PippaZ
foxie48
I'd like to see social care and the NHS brought closer together, it is a waste of money having elderly people blocking beds in NHS hospitals because there is nowhere suitable in the community for them. We also need a more multi-disciplinary approaches to care so that people don't get shuffled between departments as much, again it's very wasteful of resources and not a great experience for the patient either. We also need to examine whether a "free at point of contact" NHS is still a viable option. IMHO we'll never have the money to pay the staff (including cleaners etc) adequately until we have brought the service into the 21stC, when it was designed in 1948 it was a very different world and offered pretty basic care compared to today, however, is there a political party brave enough to do that?
The elderly are people too foxie48 and describing them as bed-blocking is not what you would do with any other group.
I do agree on the multi-disciplinary point although I have a feeling (yet again) that this is what we used to do. From a personal point of view, my mother was shifted from ward to ward to a different hospital to a care assessment home. For someone with Alzheimer's it was torture. She did then go to a lovely home where she celebrated her 99th birthday two weeks later. The carers understand things nurses and doctors either don't or are not allowed to take into account. We need to ensure they have suitable qualifications that bring a properly placed salary with them.

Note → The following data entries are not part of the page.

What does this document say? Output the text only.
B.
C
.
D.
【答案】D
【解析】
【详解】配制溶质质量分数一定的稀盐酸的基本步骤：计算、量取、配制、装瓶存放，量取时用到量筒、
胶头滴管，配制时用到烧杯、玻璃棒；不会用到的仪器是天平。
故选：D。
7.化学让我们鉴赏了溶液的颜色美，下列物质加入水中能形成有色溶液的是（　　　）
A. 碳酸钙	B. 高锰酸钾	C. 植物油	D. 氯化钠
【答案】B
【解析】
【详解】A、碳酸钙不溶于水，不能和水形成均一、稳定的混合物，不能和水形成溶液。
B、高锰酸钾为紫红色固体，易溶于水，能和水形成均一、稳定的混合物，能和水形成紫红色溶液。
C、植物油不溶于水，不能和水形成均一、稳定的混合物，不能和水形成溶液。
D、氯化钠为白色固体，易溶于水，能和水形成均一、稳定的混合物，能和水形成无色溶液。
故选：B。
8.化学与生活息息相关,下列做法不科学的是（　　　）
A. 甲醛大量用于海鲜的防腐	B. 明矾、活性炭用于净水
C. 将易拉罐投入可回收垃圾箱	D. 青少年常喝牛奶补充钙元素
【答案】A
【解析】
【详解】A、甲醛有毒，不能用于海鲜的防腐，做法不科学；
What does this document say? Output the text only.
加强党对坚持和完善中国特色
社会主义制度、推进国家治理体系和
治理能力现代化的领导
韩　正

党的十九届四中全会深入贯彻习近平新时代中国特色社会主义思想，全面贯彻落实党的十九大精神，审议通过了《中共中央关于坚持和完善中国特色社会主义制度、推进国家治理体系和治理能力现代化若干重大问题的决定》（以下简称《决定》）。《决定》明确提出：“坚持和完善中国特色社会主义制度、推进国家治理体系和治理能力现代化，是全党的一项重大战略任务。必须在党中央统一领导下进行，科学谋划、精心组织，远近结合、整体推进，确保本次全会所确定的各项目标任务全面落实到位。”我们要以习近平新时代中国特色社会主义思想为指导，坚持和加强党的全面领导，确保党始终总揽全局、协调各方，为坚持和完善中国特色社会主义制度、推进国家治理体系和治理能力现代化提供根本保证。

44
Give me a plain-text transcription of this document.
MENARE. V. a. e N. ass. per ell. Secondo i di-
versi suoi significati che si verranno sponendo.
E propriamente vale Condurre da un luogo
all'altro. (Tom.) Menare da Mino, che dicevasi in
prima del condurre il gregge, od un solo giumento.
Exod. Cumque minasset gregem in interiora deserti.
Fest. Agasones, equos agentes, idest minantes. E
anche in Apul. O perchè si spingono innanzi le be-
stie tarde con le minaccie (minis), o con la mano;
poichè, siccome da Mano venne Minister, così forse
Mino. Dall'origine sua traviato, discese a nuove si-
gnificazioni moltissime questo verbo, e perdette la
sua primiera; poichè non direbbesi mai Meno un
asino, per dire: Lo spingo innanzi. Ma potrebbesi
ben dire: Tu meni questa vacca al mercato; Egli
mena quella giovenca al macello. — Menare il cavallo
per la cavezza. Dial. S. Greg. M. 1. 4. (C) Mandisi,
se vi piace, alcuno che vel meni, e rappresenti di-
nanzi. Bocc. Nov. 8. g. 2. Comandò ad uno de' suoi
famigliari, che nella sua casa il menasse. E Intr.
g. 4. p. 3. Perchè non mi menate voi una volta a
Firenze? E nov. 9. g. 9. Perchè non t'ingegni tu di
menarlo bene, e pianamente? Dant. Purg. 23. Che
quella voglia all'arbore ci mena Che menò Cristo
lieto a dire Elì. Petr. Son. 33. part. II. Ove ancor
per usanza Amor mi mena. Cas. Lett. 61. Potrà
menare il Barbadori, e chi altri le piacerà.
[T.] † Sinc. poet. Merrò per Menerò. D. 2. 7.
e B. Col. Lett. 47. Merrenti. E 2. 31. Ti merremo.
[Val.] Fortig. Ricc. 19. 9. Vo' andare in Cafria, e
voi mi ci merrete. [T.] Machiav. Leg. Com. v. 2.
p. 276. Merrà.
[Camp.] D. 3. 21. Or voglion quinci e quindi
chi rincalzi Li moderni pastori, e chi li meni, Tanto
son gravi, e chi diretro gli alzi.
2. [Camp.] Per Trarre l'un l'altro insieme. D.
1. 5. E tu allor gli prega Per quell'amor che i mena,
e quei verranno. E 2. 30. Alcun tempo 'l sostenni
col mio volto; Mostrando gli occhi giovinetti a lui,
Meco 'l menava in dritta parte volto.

If we don't have free at the point of contact you change what we have aimed for since the war; since all those killed had the same simple cross on the same simple grave. If you don't believe in increasing equality then of course you are right to look at "free at the point of need" (not contact).
Again I half agree with you about the updating but I am very aware the NHS staff were treated like people on a manufacturing line at one point. I always remember the "tell me how you measure me and I will tell you how I behave" quote. Humans are clever and if you measure them in a way that doesn't work for people (although it may work for widgets) they will find a way around it. But we have seen we need to use technology, take it on board and work with it in the NHS.
At 72 I am considered "elderly" and bed blocking is a term used in the NHS. It is a huge frustration in pretty much every NHS hospital that "elderly" people who would be happier and in a better care situation, are staying far too long on medical wards when actually they no longer need the level of nursing care in a hospital. Not an opinion a fact, most younger patients would have been discharged into the community.
I don't disagree with anything in your second point and having looked after my MIL until she died in late 2019 at the great age of 101 I am not unaware of the challenges of caring for the very elderly.
I don't know of any other health care system which is free at point of contact. It isn't about equality, it's about affordability. One of the huge strengths of the NHS is the quality of care you get when you need it most regardless of how deep your pockets are, however, I'd be happy to pay for services if it meant a better service for everyone generally and I don't think I am alone in that.
My daughter is a hospital doctor (anaesthetist) and my niece is a surgeon so I get an insight into the NHS from people who work in it, neither do private work. There is huge waste, both stand around when lists are cancelled because there isn't an intensive care bed, because they can't move patient A onto a ward because they can't discharge patient B into a suitable care home. The search for beds even before covid was a daily scramble. Which brings us back to point 1. Where the widgets and manufacturing line in your post come in, I'm really not sure. One thing is certain though, with the technological and medical advances that we have made since 1948 the NHS is able to treat illness and injury that would have been fatal, but there is a cost to this. If in the last budget, VAT had been increased by 1% to pay for improvements to the NHS, I for one, would have been very happy to pay up!